Investors may file reports about their losses online with the Securities and Exchange Commission. When investors submit complaints against finance professionals, officials may find reasons to begin an investigation.
As noted by CNBC, government officials discovered $3.25 billion worth of investors’ funds allegedly tied up with Ponzi schemes in 2019. This dollar value represents the largest amount reported over a 10-year period.
Unregistered securities may raise suspicions of a Ponzi scheme
As explained by Investor.gov, a Ponzi scheme typically includes complex investment strategies. Unregistered investments may also play a role in the scheme.
Some securities, however, may not need registering. As noted by the SEC, a business may provide securities exempt from registration by offering them only to accredited investors. Unregistered investments may, however, cause the SEC to suspect a Ponzi operation.
The source of investors’ returns may determine a Ponzi scheme
When working with unregistered securities, professionals may have a greater risk of an investor complaint. A follow-up SEC investigation could lead to civil or criminal charges. As reported by the Association of Certified Fraud Examiners, approximately 500 SEC complaints involve investment promoters each year. Ponzi schemes represent 25% of the complaints the SEC receives.

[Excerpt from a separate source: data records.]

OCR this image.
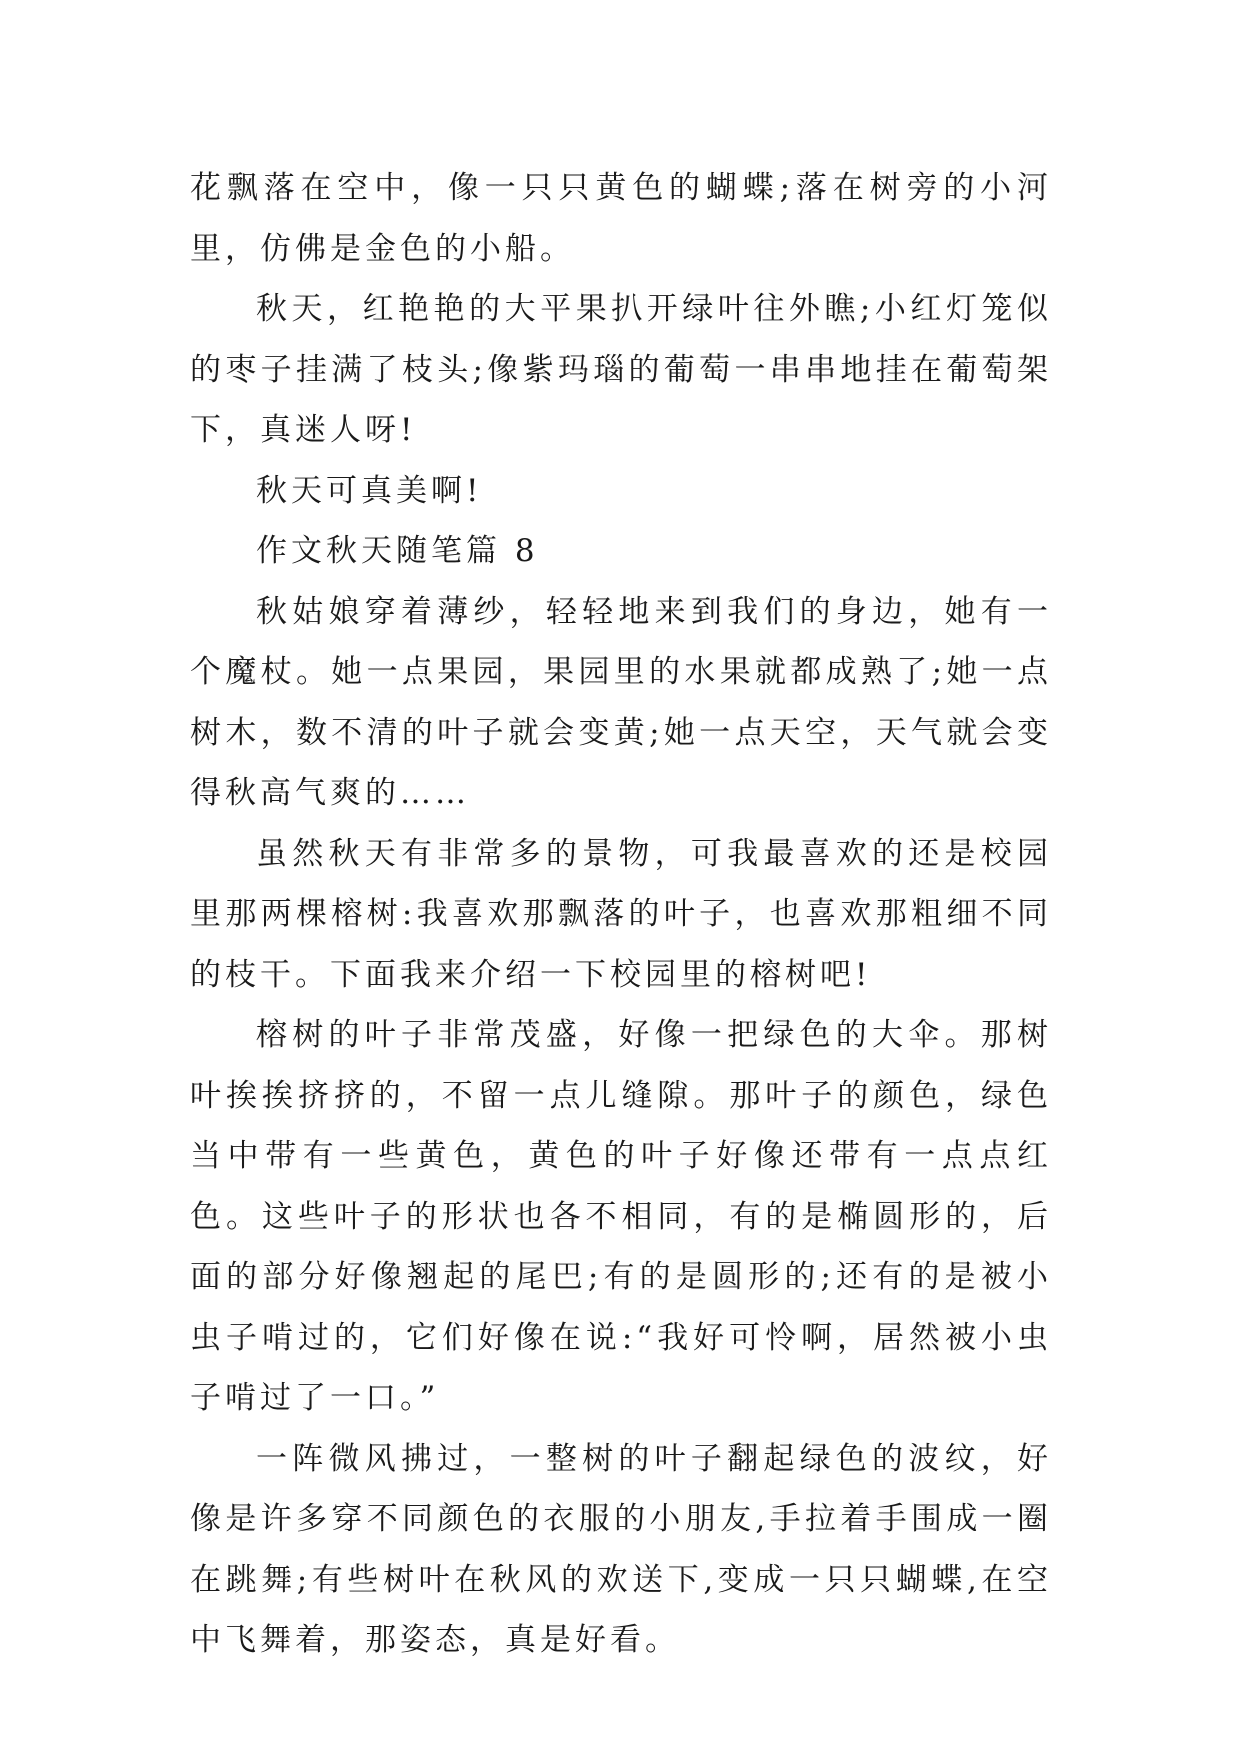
花飘落在空中，像一只只黄色的蝴蝶;落在树旁的小河里，仿佛是金色的小船。

秋天，红艳艳的大平果扒开绿叶往外瞧;小红灯笼似的枣子挂满了枝头;像紫玛瑙的葡萄一串串地挂在葡萄架下，真迷人呀!

秋天可真美啊!

作文秋天随笔篇 8

秋姑娘穿着薄纱，轻轻地来到我们的身边，她有一个魔杖。她一点果园，果园里的水果就都成熟了;她一点树木，数不清的叶子就会变黄;她一点天空，天气就会变得秋高气爽的……

虽然秋天有非常多的景物，可我最喜欢的还是校园里那两棵榕树:我喜欢那飘落的叶子，也喜欢那粗细不同的枝干。下面我来介绍一下校园里的榕树吧!

榕树的叶子非常茂盛，好像一把绿色的大伞。那树叶挨挨挤挤的，不留一点儿缝隙。那叶子的颜色，绿色当中带有一些黄色，黄色的叶子好像还带有一点点红色。这些叶子的形状也各不相同，有的是椭圆形的，后面的部分好像翘起的尾巴;有的是圆形的;还有的是被小虫子啃过的，它们好像在说:“我好可怜啊，居然被小虫子啃过了一口。”

一阵微风拂过，一整树的叶子翻起绿色的波纹，好像是许多穿不同颜色的衣服的小朋友,手拉着手围成一圈在跳舞;有些树叶在秋风的欢送下,变成一只只蝴蝶,在空中飞舞着，那姿态，真是好看。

To convict an individual of criminal Ponzi scheme charges, the court may need to see how promoters paid their investors’ returns. Ponzi schemes provide returns to existing investors from deposits made by new investors. When a defendant shows that returns came from a legitimate business, a prosecutor may not have grounds to convict.
With quick internet access, aggrieved investors may attempt to make up for their losses by submitting complaints to the SEC. Financial professionals may face more Ponzi scheme charges. Defendants may, however, counter a prosecutor’s allegations by proving the source of their investors’ returns.